Zusammen mit weiteren Fachexperten und Referenten wurde die aktuelle
Wohnraumsituation mit Auswirkungen auf Menschen mit Behinderung analysiert. Ihre
Vorträge verdeutlichten die Herausforderungen für die sozialen Träger, die Wohnraum für
Menschen mit Behinderung schaffen wollen, um dem bestehenden Defizit jetzt
entgegenzuwirken. Gemeinsam mit der Bauwirtschaft und der Politik tauschten sie sich über
Strategien für die Schaffung von Wohnraum für Menschen mit Behinderung im Sinne einer
inklusiven Gesellschaft aus.
"Der CBP fordert die geplanten Mittel für den sozialen Wohnungsbau von 2026/2027
unmittelbar einzusetzen. Insgesamt 13 Mrd. Euro jährlich müssen für den sozialen
Wohnungsneubau mit einer festen Quote von 10 % für Menschen mit Behinderung und
barrierearmen Wohnraum zur Verfügung gestellt werden, da jetzt der Wohnungsbau am
Boden liegt", fordert Andreas Riess, CBP-Vorstand und Gastgeber der Fachtagung.

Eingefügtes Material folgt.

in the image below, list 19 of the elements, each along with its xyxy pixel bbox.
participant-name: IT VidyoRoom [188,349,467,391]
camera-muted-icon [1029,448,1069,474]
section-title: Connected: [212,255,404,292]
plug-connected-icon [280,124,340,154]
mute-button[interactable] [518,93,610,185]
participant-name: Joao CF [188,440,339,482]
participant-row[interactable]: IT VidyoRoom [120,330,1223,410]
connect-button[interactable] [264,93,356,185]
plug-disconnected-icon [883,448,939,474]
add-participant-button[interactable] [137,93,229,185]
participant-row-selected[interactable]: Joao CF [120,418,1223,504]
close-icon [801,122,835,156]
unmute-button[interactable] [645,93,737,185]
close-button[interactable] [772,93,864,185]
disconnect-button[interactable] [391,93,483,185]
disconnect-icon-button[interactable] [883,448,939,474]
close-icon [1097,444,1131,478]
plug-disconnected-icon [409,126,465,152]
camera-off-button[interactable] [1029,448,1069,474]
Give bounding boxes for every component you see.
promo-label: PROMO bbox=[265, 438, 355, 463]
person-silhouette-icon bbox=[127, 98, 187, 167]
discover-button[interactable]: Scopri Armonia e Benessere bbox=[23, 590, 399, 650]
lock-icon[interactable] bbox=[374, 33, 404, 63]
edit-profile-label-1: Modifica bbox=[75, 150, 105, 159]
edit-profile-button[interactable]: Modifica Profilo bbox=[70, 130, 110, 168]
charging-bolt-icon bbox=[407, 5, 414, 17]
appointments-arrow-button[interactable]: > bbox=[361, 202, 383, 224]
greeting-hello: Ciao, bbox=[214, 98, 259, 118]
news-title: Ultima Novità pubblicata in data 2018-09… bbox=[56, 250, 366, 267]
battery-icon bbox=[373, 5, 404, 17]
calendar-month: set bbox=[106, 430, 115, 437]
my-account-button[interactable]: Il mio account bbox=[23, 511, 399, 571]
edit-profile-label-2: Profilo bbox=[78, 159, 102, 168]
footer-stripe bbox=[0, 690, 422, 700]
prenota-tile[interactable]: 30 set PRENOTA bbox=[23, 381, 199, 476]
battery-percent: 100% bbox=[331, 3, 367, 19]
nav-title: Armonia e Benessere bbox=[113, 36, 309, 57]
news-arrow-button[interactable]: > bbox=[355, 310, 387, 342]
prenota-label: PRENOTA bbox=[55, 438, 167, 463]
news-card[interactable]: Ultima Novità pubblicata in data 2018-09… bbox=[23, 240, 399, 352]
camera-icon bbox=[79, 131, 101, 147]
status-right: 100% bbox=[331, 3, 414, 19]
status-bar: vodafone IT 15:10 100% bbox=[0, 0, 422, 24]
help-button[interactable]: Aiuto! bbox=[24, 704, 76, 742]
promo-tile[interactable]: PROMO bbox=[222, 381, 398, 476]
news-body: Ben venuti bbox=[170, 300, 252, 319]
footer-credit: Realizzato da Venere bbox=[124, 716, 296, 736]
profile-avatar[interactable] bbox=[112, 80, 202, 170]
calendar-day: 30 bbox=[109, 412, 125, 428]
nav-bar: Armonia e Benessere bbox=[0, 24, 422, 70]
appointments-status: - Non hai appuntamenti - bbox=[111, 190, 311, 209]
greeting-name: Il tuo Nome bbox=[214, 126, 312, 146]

Der CBP setzt sich für Sonderbudgets "Sozialer Wohnungsbau" für Regionen mit besonders
hohen Bedarfen ein, da althergebrachte Verteilungssysteme bei der Beseitigung der
Wohnungsnot nicht greifen.
"Die Bundesregierung war schon seit Beginn der Legislaturperiode nicht gewillt, für das
ausgerufene Ziel von 400.000 neuen Sozialwohnungen auch die notwendigen Bund- und
Ländermittel von 50 Mrd. Euro zur Verfügung zu stellen. Sozialer Wohnungsbau ist aber eine
Aufgabe, die dauerhaft, über Legislaturperioden hinweg abgesichert werden muss und den
sozialen Frieden sichert", so Dr. Gertrud Hanslmeier-Prockl, stellvertretende Vorsitzende des
CBP.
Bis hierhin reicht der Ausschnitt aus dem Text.